Problems with shifting int value

Question

So I tried to follow an example from: Fixed Point Arithmetic in C Programming, but I get the following error left shift count >= width of type.

I did find others having this issue here on stackoverflow but I don't understand this error?

#include "contiki.h"
#include <string.h>
#include <stdio.h>
#include <stdlib.h>
#include <math.h>

//Define sizeof - macros
#define SHIFT_AMOUNT 16 // 2^16 = 65536
#define SHIFT_MASK ((1 << SHIFT_AMOUNT) - 1) // 65535 (all LSB set, all MSB clear)

static int price = 500 << SHIFT_AMOUNT;

void calcTest(){
  price += 10 << SHIFT_AMOUNT;
  price *= 3;
  price /= 4; // now our price is ((500 + 10) * 3) / 4 = 382.5
  printf("price integer is %d\n", price >> SHIFT_AMOUNT);
  printf ("price fraction is %d\n", price & SHIFT_MASK);
}

//Defining two processors, one for making the 'knock' and one to listen
PROCESS(data_comp, "data_comp");
AUTOSTART_PROCESSES(&data_comp);

/*---------------------------------------------------------------------------*/


PROCESS_THREAD(data_comp, ev, data)
{
  static struct etimer timer;

  PROCESS_BEGIN();  
  
  /* Setup a periodic timer that expires after 10 seconds. */
  etimer_set(&timer, CLOCK_SECOND * 10);
  
  while(1) {
    calcTest();
     /* Wait for the periodic timer to expire and then restart the timer. */
    PROCESS_WAIT_EVENT_UNTIL(etimer_expired(&timer));
    etimer_reset(&timer);
  }

  PROCESS_END();
}

Answer 1

The example in the question you link to is written for a C implementation in which int is 32 bits. In the C implementation you are using, the int type appears to be 16 bits, and this is too short for 16-bit shifts. You will need to adjust the code to use shorter shifts or a wider integer type.

Each integer type has a width, which is the number of bits used to represent it, including a sign bit (if the type is signed) and the value bits but excluding padding bits.

The error message “left shift count >= width of type” says amount of the left shift is greater than or equal to the width of the integer type you are shifting. For example, if you shift a 16-bit number 16 bits left, you shift all bits out of the integer, and there are none left. The C standard essentially treats this as overflow: It does not define the behavior. So the compiler is warning you.

Since the code in the question does not exactly match the error messages in the question, we cannot be sure, but one possibility is you are compiling for target in which the int type is 16 bits wide, so the SHIFT_AMOUNT of 16 bits is too much. Note that shifting an int is also problematic because of the sign bit and how shifts of signed integers are defined in the C standard. It is usually preferable to use an unsigned type when shifting.

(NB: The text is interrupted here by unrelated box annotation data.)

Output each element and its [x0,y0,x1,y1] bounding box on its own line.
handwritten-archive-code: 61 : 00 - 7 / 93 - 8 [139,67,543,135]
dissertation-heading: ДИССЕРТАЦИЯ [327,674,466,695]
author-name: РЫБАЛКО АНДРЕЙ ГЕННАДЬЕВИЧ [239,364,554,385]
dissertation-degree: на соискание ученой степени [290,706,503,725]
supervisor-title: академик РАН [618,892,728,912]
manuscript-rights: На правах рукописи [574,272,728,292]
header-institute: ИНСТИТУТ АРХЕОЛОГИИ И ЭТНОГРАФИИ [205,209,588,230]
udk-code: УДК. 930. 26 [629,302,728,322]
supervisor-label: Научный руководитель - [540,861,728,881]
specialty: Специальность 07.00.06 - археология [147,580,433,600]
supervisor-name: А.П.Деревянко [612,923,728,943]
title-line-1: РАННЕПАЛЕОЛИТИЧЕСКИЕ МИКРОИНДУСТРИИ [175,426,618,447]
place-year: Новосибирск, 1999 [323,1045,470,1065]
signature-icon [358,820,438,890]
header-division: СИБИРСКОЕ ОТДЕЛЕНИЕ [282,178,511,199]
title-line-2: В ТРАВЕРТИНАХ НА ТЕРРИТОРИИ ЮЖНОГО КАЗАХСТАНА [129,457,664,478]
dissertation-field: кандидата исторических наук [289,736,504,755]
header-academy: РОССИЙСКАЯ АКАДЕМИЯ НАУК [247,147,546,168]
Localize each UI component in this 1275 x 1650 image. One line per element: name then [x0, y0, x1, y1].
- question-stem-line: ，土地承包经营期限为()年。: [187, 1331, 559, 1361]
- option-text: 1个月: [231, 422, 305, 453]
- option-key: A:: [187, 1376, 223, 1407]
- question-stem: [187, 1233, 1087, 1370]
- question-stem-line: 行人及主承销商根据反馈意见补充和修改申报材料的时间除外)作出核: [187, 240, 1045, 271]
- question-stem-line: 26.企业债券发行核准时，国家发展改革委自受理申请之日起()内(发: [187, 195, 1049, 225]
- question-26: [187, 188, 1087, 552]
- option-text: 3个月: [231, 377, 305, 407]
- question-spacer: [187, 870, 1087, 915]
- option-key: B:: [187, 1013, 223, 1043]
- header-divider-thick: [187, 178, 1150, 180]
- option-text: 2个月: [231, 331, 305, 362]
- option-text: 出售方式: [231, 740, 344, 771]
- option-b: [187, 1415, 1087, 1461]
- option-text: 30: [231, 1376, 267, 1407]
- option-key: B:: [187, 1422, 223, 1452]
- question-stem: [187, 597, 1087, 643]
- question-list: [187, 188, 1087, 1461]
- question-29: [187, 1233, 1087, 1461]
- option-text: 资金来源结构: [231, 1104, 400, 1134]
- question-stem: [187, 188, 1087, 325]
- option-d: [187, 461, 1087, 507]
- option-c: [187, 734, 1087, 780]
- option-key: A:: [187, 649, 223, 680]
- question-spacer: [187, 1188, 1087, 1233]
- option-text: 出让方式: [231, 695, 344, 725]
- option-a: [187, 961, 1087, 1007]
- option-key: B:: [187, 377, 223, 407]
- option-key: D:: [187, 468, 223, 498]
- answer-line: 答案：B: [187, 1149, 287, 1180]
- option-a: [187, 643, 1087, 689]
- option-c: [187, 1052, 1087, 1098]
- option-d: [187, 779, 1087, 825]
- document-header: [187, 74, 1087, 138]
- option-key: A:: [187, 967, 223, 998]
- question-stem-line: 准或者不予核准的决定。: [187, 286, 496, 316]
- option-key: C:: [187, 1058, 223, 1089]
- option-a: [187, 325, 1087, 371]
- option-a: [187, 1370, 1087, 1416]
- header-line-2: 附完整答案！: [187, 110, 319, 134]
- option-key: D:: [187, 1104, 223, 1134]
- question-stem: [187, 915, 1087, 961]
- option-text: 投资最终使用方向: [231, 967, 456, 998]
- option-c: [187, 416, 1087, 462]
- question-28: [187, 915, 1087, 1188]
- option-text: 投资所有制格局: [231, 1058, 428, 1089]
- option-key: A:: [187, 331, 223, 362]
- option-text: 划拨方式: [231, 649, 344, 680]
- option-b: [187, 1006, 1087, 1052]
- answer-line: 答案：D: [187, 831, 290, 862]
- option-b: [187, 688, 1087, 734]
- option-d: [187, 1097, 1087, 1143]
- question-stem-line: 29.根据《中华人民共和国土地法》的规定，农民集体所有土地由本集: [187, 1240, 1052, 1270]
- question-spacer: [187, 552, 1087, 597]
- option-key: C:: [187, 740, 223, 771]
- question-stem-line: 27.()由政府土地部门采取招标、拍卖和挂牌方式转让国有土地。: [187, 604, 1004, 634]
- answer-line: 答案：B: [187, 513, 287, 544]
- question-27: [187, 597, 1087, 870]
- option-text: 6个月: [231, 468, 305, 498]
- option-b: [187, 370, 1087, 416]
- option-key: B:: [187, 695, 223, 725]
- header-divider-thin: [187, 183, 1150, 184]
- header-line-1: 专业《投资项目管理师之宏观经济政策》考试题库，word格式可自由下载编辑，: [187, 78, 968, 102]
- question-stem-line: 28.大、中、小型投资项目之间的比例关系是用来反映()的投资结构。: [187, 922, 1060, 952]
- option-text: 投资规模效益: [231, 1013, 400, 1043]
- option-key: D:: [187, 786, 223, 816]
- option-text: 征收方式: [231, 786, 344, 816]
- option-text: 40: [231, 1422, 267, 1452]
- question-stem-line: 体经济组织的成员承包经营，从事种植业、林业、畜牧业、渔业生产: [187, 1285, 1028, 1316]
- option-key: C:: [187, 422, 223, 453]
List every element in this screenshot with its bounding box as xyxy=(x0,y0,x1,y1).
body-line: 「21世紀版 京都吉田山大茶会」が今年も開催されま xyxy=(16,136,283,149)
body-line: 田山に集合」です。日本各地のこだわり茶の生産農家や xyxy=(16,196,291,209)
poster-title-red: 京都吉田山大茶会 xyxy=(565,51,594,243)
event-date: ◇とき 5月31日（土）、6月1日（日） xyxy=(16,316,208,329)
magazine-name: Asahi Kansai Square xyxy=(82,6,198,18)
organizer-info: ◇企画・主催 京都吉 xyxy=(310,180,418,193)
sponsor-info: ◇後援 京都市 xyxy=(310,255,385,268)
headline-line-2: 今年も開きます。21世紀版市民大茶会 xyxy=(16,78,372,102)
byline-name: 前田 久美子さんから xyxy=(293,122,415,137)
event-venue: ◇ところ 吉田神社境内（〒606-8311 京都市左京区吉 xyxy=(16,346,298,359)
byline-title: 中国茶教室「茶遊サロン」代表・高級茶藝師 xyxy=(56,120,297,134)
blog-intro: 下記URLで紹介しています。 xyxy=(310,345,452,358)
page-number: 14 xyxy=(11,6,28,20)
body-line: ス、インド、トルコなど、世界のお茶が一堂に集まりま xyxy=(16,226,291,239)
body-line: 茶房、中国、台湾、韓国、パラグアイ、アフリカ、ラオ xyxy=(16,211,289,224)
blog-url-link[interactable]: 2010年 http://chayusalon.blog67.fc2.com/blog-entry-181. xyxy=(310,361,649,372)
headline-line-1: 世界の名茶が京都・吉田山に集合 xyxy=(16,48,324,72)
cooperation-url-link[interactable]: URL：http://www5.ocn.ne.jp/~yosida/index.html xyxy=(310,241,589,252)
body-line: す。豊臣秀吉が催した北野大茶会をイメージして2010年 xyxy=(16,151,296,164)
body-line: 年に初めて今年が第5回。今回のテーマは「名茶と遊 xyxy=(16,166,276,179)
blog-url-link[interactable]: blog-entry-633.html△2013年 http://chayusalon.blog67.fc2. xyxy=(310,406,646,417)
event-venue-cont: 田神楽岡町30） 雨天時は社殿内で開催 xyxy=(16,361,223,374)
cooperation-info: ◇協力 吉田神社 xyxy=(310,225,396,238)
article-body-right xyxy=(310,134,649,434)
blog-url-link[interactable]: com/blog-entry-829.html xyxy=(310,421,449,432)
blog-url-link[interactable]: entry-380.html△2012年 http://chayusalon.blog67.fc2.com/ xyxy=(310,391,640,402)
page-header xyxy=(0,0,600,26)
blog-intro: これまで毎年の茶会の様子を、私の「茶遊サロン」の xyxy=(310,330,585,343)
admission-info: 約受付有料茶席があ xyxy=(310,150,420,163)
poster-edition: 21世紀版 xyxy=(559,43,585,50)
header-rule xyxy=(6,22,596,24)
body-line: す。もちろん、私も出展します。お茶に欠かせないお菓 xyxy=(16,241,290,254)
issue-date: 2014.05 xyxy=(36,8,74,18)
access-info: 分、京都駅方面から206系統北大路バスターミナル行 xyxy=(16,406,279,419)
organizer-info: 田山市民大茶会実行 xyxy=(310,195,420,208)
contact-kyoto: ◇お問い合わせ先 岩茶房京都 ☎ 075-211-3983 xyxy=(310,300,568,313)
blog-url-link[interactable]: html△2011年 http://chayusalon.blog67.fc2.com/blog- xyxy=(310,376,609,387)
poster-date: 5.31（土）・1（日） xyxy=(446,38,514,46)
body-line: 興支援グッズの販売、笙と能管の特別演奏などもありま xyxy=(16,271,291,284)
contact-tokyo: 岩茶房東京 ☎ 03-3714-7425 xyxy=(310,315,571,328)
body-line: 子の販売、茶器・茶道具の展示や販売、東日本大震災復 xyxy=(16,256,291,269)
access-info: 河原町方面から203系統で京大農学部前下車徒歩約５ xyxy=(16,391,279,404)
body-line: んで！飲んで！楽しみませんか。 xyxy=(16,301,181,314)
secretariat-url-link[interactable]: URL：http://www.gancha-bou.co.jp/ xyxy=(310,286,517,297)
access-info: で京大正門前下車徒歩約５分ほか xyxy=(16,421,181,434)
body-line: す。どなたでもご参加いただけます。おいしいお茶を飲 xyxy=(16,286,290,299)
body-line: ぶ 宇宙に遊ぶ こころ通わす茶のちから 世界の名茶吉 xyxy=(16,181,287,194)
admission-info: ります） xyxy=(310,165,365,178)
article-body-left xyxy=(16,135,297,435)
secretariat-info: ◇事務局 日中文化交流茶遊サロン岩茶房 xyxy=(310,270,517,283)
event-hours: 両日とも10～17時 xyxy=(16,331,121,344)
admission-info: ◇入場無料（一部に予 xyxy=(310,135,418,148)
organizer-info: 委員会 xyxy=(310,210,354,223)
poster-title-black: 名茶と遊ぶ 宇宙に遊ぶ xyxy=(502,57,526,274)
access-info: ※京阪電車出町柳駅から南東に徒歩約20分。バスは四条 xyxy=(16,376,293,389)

Possible remedies include:

• Check your shift amount. Using 16 for a 16-bit int results in a somewhat extreme fixed-point type. You may want a smaller shift amount.
• Use a larger integer type, perhaps long.
• Use a wider type for the shift and convert back. For example, if long is 32 bits, you could define SHIFT_MASK to be ((int) ((1l << SHIFT_AMOUNT) - 1)).
• If SHIFT_AMOUNT is known to be at least one, but not more than 16, then avoid exceeding the width of the type by using a shorter shift with a left operand already shifted a bit: ((2 << SHIFT_AMOUNT-1) - 1).
• Split the operation into two shifts: ((1 << SHIFT_AMOUNT/2 << SHIFT_AMOUNT-SHIFT_AMOUNT/2) - 1).

Note the above options do not deal with the signedness issue. You would need to clarify the context for further advice on that.